While the many philanthropies of the world address social injustice, gender discrimination, and countless other issues, there is one topic that is off-limits to most of them: changing the capitalist system itself, the source of many problems that philanthropy aspires to solve.
This conundrum is the focus of a new book, Post Capitalist Philanthropy, by Alnoor Ladha and Lynn Murphy, which is a bold inquiry into what they call “philanthrocapitalism." As Ladha puts it, “A few people have amassed so much wealth that they're now determining the agenda for a civil society. Ostensibly, we're told that this is for social benefit, but actually they're getting huge amounts of tax breaks, social and political power, and undermining democracy itself. And so, in some ways, you can't think about new economic systems and alternative systems without grappling with the paradoxes and complexity of philanthropy."
Ladha, an activist, journalist and political strategist, was co-founder and executive director of the global activist group The Rules from 2012 to 2019. He's now council chair for Culture Hack Labs, a not-for-profit consultancy.

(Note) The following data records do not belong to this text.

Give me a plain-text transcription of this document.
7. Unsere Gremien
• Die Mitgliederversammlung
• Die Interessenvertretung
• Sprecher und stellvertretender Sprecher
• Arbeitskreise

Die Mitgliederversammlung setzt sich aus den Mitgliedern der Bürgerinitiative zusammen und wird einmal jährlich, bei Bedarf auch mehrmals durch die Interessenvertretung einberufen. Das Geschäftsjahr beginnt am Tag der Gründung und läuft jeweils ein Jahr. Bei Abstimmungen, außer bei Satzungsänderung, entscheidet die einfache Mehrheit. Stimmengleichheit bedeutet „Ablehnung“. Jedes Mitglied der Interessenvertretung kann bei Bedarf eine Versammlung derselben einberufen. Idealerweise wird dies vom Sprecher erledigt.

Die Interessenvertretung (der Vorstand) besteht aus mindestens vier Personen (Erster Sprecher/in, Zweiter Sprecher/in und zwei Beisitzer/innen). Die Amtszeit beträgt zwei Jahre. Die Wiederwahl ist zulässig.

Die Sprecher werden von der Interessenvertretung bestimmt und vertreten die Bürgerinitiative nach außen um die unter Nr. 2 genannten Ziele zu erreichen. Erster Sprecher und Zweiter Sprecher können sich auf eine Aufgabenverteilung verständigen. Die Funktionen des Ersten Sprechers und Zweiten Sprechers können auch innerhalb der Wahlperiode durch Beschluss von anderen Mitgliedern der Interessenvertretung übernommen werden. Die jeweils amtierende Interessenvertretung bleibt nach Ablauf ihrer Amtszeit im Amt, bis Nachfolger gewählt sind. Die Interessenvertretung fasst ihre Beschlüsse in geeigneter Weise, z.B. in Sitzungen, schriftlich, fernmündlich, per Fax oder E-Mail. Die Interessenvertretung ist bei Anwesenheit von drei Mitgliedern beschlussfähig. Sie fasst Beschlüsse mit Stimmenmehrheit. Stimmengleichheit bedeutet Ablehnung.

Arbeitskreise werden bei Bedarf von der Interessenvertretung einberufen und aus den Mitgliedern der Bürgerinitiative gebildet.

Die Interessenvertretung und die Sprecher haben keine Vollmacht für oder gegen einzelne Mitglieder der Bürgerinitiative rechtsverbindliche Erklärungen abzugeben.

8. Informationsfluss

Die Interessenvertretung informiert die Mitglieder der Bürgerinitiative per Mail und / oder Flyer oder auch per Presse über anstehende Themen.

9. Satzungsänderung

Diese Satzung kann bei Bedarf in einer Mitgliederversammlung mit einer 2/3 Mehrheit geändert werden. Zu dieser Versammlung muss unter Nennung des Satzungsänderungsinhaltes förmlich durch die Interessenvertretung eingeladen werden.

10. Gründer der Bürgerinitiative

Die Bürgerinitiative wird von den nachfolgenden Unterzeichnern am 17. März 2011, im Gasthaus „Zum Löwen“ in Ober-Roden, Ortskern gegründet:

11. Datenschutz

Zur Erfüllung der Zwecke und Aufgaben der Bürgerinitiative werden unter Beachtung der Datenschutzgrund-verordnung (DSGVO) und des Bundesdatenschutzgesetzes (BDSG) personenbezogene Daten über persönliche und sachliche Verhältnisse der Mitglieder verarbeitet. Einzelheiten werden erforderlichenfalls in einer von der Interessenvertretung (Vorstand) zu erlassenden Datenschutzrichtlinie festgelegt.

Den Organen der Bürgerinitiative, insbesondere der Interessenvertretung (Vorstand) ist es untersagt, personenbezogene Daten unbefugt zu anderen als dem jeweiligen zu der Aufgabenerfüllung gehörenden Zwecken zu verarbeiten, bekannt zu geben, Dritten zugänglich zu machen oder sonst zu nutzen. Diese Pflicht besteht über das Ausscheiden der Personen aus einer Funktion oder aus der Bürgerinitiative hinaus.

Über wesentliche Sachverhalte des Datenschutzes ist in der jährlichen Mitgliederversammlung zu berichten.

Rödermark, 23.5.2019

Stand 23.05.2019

His coauthor Lynn Murphy was once a senior program officer at the William and Flora Hewlett Foundation. But she found it ethically problematic to be a white, privileged decisionmaker at a wealthy US foundation directing the shape of education in the poorer countries around the world. "I was working on what was then often called global development and international education, with a piece of how do you improve the quality of schooling for the poorest children."